Infine, per quanto attiene all'affidamento di un incarico di collaborazione professionale ai sensi dell'art. 7, comma 6, del decreto legislativo 30 marzo 2001, n. 165, premesso che l'adozione di un siffatto provvedimento potrebbe ritenersi finalizzata ad eludere l'evidenziato divieto di conferire, nella fattispecie rappresentata, incarichi di direzione di strutture operative dell'Ente a soggetti esterni, si rileva che, come evidenziato dalla Presidenza del Consiglio dei Ministri, Dipartimento funzione pubblica (cfr. nota 3 febbraio 2004 dell'Ufficio per il personale delle pubbliche amministrazioni) è da escludere che possano affidarsi a soggetti esterni, mediante rapporti di collaborazione, i medesimi compiti che andrebbero svolti dai dipendenti dell'amministrazione.

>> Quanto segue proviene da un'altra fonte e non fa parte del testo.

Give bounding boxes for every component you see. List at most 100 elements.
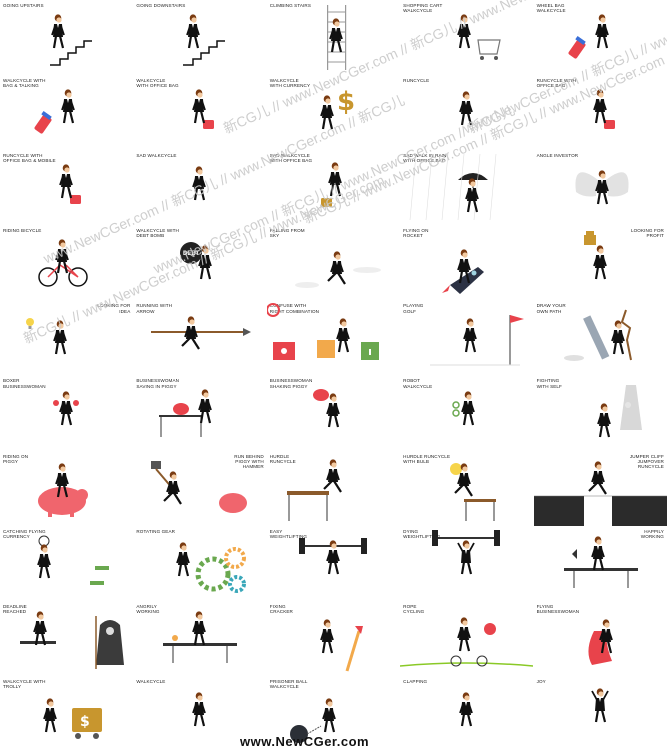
animation-tile: DRAW YOUR OWN PATH <box>533 300 667 376</box>
businesswoman-figure <box>192 166 207 201</box>
tile-label: HURDLE RUNCYCLE WITH BULB <box>403 453 451 464</box>
animation-tile: RIDING BICYCLE <box>0 225 134 301</box>
tile-label: WALKCYCLE WITH CURRENCY <box>269 78 311 89</box>
tile-illustration <box>183 14 226 66</box>
tile-illustration <box>320 162 342 208</box>
animation-tile: FALLING FROM SKY <box>266 225 401 301</box>
tile-label: JUMPER CLIFF JUMPOVER RUNCYCLE <box>629 453 664 469</box>
tile-label: RUNCYCLE WITH OFFICE BAG <box>536 78 577 89</box>
tile-label: DRAW YOUR OWN PATH <box>536 303 566 314</box>
businesswoman-figure <box>327 251 346 285</box>
businesswoman-figure <box>327 162 342 197</box>
businesswoman-figure <box>323 458 342 493</box>
animation-tile: CLAPPING <box>400 675 534 751</box>
tile-illustration <box>289 698 336 743</box>
animation-tile: RUNCYCLE WITH OFFICE BAG & MOBILE <box>0 150 134 226</box>
animation-tile: DYING WEIGHTLIFTING <box>400 525 534 601</box>
tile-illustration <box>38 239 88 288</box>
animation-tile: FIGHTING WITH SELF <box>533 375 667 451</box>
tile-illustration: $ <box>43 698 102 739</box>
tile-label: ANGLE INVESTOR <box>536 153 579 159</box>
animation-tile: WALKCYCLE WITH OFFICE BAG <box>133 75 267 151</box>
animation-tile: CLIMBING STAIRS <box>266 0 401 76</box>
tile-illustration <box>192 89 215 130</box>
animation-tile: GOING DOWNSTAIRS <box>133 0 267 76</box>
tile-illustration <box>298 537 367 574</box>
animation-tile: CATCHING FLYING CURRENCY <box>0 525 134 601</box>
tile-illustration <box>442 249 485 295</box>
businesswoman-figure <box>192 692 207 727</box>
tile-label: DEADLINE REACHED <box>3 603 27 614</box>
tile-illustration <box>533 460 667 526</box>
animation-tile: SAD WALKCYCLE <box>133 150 267 226</box>
tile-label: BUSINESSWOMAN SAVING IN PIGGY <box>136 378 180 389</box>
businesswoman-figure <box>163 470 183 505</box>
tile-illustration <box>588 619 613 665</box>
tile-label: RIDING ON PIGGY <box>3 453 29 464</box>
businesswoman-figure <box>459 692 474 727</box>
businesswoman-figure <box>198 389 213 424</box>
animation-tile: RUNCYCLE <box>400 75 534 151</box>
animation-tile: WHEEL BAG WALKCYCLE <box>533 0 667 76</box>
tile-label: BOXER BUSINESSWOMAN <box>3 378 46 389</box>
animation-tile: HAPPILY WORKING <box>533 525 667 601</box>
tile-label: BUSINESSWOMAN SHAKING PIGGY <box>269 378 313 389</box>
tile-illustration <box>583 231 607 280</box>
tile-illustration <box>459 692 474 727</box>
tile-label: ROPE CYCLING <box>403 603 425 614</box>
animation-tile: HURDLE RUNCYCLE WITH BULB <box>400 450 534 526</box>
svg-text:DEBT: DEBT <box>183 251 200 257</box>
tile-label: FLYING ON ROCKET <box>403 228 429 239</box>
animation-tile: ROTATING GEAR <box>133 525 267 601</box>
businesswoman-figure <box>610 320 625 355</box>
tile-illustration <box>34 89 75 134</box>
businesswoman-figure <box>55 462 69 497</box>
businesswoman-figure <box>181 316 201 350</box>
animation-tile: DEADLINE REACHED <box>0 600 134 676</box>
businesswoman-figure <box>596 403 611 438</box>
tile-illustration <box>592 89 615 130</box>
animation-tile: ROPE CYCLING <box>400 600 534 676</box>
tile-label: ROTATING GEAR <box>136 528 176 534</box>
tile-illustration: $ <box>319 87 355 130</box>
businesswoman-figure <box>192 611 207 646</box>
animation-tile: WALKCYCLE WITH DEBT BOMB DEBT <box>133 225 267 301</box>
businesswoman-figure <box>463 318 478 353</box>
animation-tile: ANGRILY WORKING <box>133 600 267 676</box>
tile-illustration <box>409 154 497 221</box>
businesswoman-figure <box>59 391 73 426</box>
tile-illustration <box>20 611 124 669</box>
svg-text:$: $ <box>337 87 355 117</box>
tile-illustration <box>590 688 609 723</box>
businesswoman-figure <box>325 540 340 574</box>
animation-tile: WALKCYCLE <box>133 675 267 751</box>
tile-label: RUNCYCLE WITH OFFICE BAG & MOBILE <box>3 153 56 164</box>
tile-label: ROBOT WALKCYCLE <box>403 378 433 389</box>
animation-tile: SHOPPING CART WALKCYCLE <box>400 0 534 76</box>
tile-label: FIGHTING WITH SELF <box>536 378 562 389</box>
tile-label: WALKCYCLE WITH DEBT BOMB <box>136 228 179 239</box>
tile-illustration <box>38 462 88 517</box>
tile-label: GOING UPSTAIRS <box>3 3 44 8</box>
businesswoman-figure <box>321 698 336 733</box>
animation-tile: RIDING ON PIGGY <box>0 450 134 526</box>
tile-illustration <box>176 542 247 593</box>
businesswoman-figure <box>192 89 207 124</box>
tile-label: RUNNING WITH ARROW <box>136 303 173 314</box>
businesswoman-figure <box>37 544 51 578</box>
tile-label: SAD WALK IN RAIN WITH OFFICE BAG <box>403 153 447 164</box>
businesswoman-figure <box>457 249 472 284</box>
tile-label: WALKCYCLE WITH BAG & TALKING <box>3 78 46 89</box>
tile-illustration <box>575 170 629 205</box>
animation-tile: FLYING BUSINESSWOMAN <box>533 600 667 676</box>
tile-label: WHEEL BAG WALKCYCLE <box>536 3 566 14</box>
tile-illustration <box>286 458 342 521</box>
animation-tile: ROBOT WALKCYCLE <box>400 375 534 451</box>
businesswoman-figure <box>33 611 47 646</box>
tile-label: GOING DOWNSTAIRS <box>136 3 186 8</box>
animation-tile: GOING UPSTAIRS <box>0 0 134 76</box>
businesswoman-figure <box>61 89 75 124</box>
businesswoman-figure <box>335 318 350 353</box>
tile-illustration <box>192 692 207 727</box>
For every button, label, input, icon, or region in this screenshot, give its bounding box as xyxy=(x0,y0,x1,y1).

La stessa Presidenza del Consiglio dei Ministri, Dipartimento funzione pubblica (cfr. circolare n. 4, prot. 5657 del 15 luglio 2004) ha osservato poi che dalla lettura delle disposizioni di cui all'art. 7, comma 6, del decreto legislativo165/2001, "si evidenzia la possibilità di ricorrere a rapporti di collaborazione solo per prestazioni di elevata professionalità, contraddistinte da una elevata autonomia nel loro svolgimento tale da caratterizzarle quali prestazioni di lavoro autonomo" Laddove l'elemento dell'autonomia non dovesse risultare prevalente "sarebbero aggirate e violate le norme sull'accesso alla pubblica amministrazione tramite concorso pubblico, in contrasto con i principi costituzionali (artt. 51 e 97 Costituzione) ...nonchè il principio, anch'esso costituzionale, di buon andamento ed imparzialità dell'azione amministrativa (art. 97 Costituzione)".

Conclusivamente, ad ogni buon fine, si osserva che la giurisprudenza della Corte dei conti ha elaborato, in via generale (cfr. per tutte, Sezione giurisdizionale per il Veneto, 3 novembre 2003, n. 1124) i seguenti criteri per valutare, in astratto, la legittimità del conferimento degli incarichi individuali di cui all'art. 7, comma 6, del D.Lgs. 165/2001:
"a) rispondenza dell'incarico agli obiettivi dell'amministrazione;
b) inesistenza, all'interno della propria organizzazione, della figura professionale idonea allo svolgimento dell'incarico, da accertare per mezzo di una reale ricognizione;
c) indicazione specifica dei contenuti e dei criteri per lo svolgimento dell'ibncarico;
d) indicazione della durata dell'incarico;
e) proporzione fra il compenso corrisposto all'inacricato e l'utilità conseguita dall'amministrazione."

4.- Ai sensi dell'art. 15, comma 2, del "Regolamento del diritto di accesso ai documenti dell'Amministrazione regionale", approvato con D.P.Reg. 16 giugno 1998, n. 12, lo scrivente comunica preventivamente di acconsentire all'accesso al presente parere, presso codesto Dipartimento, da parte di eventuali soggetti richiedenti.
Codesta Amministrazione vorrà a sua volta comunicare, entro novanta giorni dalla ricezione, l'eventuale possibilità che il parere stesso inerisca ad una lite, ovvero se intenda differirne l'accesso fino all'adozione di eventuali provvedimenti amministrativi cui la richiesta consulenza fosse preordinata. Decorso detto termine senza che sia pervenuta alcuna comunicazione in tal senso, si procederà, giusta delibera della Giunta regionale n. 229 dell'8 luglio 1998, all'inserimento del presente parere nella banca-dati "FoNS", ed alla conseguente diffusione.